The first thing that comes to mind (for each element in the list if it isn't integer just remove it) just doesn't work and I don't understand why. I know by now that it has something to do with False being part of the list.

In these two examples the interpreter removes False and then stops iterating.

for element in messy_list:
    if type(element) != int:
        messy_list.remove(element)

for element in messy_list:
    if type(element) != int:
        del messy_list[messy_list.index(element)]

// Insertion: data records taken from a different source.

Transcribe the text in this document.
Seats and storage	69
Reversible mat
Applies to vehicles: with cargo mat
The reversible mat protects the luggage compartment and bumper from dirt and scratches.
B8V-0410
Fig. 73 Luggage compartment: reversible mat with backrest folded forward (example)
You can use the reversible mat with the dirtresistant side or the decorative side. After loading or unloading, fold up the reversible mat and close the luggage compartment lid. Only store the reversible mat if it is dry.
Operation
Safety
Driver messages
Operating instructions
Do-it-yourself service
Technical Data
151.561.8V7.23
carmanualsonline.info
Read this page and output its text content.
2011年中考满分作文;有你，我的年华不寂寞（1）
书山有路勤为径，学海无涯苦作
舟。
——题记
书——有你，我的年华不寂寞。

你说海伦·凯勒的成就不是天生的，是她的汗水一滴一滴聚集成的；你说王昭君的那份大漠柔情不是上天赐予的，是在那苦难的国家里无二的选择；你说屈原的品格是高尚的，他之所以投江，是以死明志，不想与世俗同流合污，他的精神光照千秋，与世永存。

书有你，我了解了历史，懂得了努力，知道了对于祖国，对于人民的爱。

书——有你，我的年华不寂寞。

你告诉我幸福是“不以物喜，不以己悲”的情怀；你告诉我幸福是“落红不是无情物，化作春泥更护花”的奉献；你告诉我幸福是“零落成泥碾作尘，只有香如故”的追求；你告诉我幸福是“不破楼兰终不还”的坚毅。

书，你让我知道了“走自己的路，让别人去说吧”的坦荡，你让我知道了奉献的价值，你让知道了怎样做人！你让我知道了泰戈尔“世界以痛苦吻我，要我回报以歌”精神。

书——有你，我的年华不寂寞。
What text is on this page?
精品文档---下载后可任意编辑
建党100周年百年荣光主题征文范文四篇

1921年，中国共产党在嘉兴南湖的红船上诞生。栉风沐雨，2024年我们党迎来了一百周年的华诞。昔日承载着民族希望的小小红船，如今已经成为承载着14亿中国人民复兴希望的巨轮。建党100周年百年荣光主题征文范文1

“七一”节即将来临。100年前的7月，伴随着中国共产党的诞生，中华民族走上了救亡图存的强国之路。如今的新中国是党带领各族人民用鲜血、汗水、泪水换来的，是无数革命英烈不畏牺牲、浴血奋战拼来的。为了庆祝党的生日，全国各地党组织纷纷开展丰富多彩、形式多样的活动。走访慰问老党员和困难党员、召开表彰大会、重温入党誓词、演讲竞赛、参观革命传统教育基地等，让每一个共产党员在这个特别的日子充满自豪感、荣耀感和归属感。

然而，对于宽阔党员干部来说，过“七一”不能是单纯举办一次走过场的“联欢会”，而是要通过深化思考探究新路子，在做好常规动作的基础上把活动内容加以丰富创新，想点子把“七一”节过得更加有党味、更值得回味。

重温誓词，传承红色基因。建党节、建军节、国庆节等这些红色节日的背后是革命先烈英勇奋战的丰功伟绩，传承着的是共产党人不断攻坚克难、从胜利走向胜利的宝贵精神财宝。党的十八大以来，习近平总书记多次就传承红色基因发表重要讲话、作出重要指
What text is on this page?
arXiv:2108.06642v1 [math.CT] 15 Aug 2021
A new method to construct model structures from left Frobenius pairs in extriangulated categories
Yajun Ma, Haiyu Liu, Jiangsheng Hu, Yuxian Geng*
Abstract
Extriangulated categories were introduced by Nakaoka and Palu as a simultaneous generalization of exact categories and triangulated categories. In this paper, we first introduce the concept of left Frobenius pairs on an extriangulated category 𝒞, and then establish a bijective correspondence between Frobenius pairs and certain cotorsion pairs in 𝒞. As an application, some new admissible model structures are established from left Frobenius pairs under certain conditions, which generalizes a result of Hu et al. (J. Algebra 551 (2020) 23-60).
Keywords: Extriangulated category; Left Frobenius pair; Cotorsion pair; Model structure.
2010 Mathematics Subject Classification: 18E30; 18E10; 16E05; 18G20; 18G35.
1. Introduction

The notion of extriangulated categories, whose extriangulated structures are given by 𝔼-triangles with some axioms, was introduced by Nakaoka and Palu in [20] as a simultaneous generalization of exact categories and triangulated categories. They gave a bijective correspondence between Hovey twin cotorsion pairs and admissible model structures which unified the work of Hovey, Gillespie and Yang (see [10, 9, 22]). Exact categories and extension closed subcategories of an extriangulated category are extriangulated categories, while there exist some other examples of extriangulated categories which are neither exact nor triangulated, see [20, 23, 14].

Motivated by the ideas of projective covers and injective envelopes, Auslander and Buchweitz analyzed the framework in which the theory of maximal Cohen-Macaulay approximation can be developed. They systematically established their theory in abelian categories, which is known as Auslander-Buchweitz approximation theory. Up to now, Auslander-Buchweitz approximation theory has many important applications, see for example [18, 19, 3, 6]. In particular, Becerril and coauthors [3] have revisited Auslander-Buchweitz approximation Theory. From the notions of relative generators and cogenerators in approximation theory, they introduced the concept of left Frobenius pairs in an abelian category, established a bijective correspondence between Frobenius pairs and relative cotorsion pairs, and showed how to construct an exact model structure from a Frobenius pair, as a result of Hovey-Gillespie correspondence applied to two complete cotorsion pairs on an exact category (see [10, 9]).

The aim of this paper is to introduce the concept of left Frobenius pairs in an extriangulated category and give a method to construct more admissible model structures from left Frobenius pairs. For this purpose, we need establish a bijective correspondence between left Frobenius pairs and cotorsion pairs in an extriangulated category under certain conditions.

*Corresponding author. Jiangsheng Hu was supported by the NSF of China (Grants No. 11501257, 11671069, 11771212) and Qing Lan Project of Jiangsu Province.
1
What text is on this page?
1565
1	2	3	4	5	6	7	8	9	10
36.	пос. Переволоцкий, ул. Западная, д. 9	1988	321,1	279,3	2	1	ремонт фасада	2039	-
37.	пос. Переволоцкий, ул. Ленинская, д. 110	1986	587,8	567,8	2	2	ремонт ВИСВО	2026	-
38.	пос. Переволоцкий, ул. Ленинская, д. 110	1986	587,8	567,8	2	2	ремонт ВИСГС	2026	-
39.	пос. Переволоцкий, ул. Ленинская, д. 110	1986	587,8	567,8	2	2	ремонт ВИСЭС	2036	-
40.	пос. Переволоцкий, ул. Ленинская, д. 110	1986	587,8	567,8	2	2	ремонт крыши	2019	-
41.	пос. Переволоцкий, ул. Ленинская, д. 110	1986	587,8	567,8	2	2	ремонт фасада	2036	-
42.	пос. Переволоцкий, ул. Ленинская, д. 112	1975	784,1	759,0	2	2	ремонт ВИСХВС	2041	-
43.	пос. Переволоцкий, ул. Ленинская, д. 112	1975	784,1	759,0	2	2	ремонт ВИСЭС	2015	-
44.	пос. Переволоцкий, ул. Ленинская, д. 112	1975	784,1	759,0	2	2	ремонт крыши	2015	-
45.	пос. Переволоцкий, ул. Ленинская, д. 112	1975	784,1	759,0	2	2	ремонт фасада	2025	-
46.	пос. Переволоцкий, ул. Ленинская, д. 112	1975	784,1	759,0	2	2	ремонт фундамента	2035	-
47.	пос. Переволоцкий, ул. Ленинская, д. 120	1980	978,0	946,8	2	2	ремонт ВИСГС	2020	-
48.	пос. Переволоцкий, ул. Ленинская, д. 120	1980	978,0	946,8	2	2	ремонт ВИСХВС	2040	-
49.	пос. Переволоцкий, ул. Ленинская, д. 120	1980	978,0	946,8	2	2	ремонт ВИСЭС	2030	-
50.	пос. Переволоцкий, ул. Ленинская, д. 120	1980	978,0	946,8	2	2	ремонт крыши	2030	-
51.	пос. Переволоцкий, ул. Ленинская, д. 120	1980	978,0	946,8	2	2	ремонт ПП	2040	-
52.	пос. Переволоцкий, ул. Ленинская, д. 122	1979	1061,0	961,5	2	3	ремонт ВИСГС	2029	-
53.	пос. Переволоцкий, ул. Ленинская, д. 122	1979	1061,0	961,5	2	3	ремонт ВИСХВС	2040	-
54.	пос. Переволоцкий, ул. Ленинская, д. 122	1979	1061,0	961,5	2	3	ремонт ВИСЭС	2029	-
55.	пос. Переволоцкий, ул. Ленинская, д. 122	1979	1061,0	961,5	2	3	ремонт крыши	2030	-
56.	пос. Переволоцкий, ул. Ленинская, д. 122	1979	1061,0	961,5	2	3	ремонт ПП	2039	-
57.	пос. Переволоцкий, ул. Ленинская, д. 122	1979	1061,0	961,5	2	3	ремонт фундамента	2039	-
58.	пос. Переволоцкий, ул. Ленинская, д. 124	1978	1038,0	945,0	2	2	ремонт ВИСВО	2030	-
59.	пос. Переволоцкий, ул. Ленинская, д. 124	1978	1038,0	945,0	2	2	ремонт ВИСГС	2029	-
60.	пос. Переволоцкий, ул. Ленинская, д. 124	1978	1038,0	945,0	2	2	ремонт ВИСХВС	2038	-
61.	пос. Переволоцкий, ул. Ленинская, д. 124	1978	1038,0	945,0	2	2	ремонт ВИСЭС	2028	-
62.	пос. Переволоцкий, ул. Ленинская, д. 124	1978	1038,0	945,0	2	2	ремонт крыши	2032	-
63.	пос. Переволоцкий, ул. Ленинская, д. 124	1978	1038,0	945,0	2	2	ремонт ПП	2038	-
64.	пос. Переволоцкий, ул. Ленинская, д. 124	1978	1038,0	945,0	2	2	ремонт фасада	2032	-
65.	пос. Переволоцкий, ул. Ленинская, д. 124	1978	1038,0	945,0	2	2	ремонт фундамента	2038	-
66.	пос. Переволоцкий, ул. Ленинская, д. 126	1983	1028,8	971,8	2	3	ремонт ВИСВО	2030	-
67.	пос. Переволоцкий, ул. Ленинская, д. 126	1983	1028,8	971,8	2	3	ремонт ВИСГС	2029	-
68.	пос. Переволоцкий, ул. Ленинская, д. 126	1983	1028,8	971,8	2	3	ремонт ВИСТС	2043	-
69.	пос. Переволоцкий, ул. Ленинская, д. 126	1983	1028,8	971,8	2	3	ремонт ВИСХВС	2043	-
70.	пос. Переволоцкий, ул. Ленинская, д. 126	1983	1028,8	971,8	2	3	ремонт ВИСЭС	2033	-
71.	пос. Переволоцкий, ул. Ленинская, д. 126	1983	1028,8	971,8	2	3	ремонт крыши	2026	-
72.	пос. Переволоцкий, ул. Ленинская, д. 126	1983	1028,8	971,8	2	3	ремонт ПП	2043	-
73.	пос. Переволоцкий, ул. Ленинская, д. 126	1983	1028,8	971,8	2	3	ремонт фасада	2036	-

This means that del/index and remove dont have trouble with the arguments that are given. I then went ahead to see what the script does in each step with

for element in messy_list:
    print("{} is of type {}".format(element,type(element)))
    if type(element) == int:
        pass
    else:
        print("I will now remove {}".format(element))
        messy_list.remove(element)

The output is

a is of type <class 'str'>
I will now remove a
3 is of type <class 'int'>
1 is of type <class 'int'>
False is of type <class 'bool'>
I will now remove False

If I alter the list to contain everything but the boolean or keep doing the procedure more often than necessary eventually (after the boolean is gone) it will do as I expect it too.

Now in hindsight: Why isn't the code doing what I'm expecting it to do? What does the Boolean have to do with it? And how would a clean and nice solution to the problem look like?